Longarm tied his horses and swung down onto the dark red, gravel-filled soil. He had been in the saddle steady for some hours, and it felt good to move around now. He took out a cheroot and lighted it, then stepped inside the building.
“Hello, Marshal.”
Longarm blinked. The man behind the counter looked vaguely familiar, but Longarm sure as hell could not put a name to him. “I’m sorry, but I-“
The Florissant postmaster grinned. “Bob Giver,” he said.
“Sure, I remember now, Bob,” Longarm lied. “Nice to see you again.” Giver offered a hand, and Longarm shook it.
“You up here to arrest somebody, are you?”

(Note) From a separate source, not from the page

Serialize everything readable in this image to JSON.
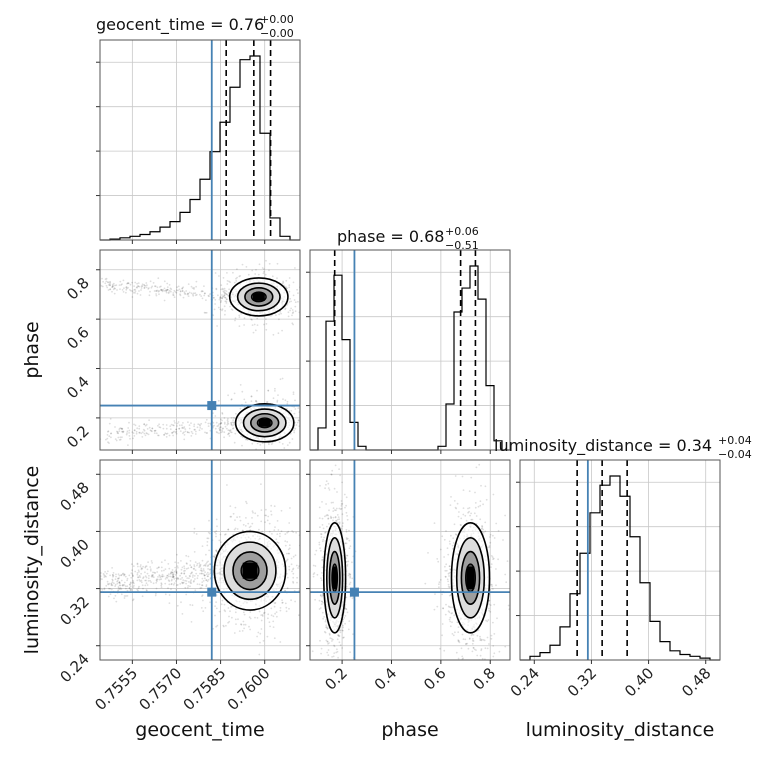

“Oh, no, nothing exciting like that. Trying to find the dang Utes. They aren’t down yet, though they normally would be by now.”
“Nothing serious, I hope,” Giver said.
“Naw, nothing serious.” Murder, bombing, stuff like that. Nothing serious.
Giver peered off into the distance as if there was something in a far corner of the roof that would give him the powers of insight. Or something. After a moment he shook his head. “I’m not for sure where they’d be either. Used to come by here every year before now, but they quit using the road a couple years back after that bunch of young bucks ran wild and killed those fellows down the other side of the Divide.”
Longarm remembered reading about that, although he hadn’t been involved in any investigation that might have taken place afterward. A bunch of young Ute warriors who had never proven themselves in a fight decided one night to claim their manhood by way of taking some scalps. They slipped away from the rest of the band and found a pair of out-of-work mining men camped out beside the highway, jumped and killed them, and took their scalps to dance with. It had made quite a stir in the newspapers at the time, but that was half a dozen years ago or longer. As far as Longarm could tell, that was the last time these eastern Utes had killed anyone. “I remember that,” he said, accurately this time.
“So do others around here. Made it pretty clear the savages weren’t to use the road anymore.” Giver shrugged. “It cost me a little business, but not so much. They never did all that much trade with me anyway when they came through.”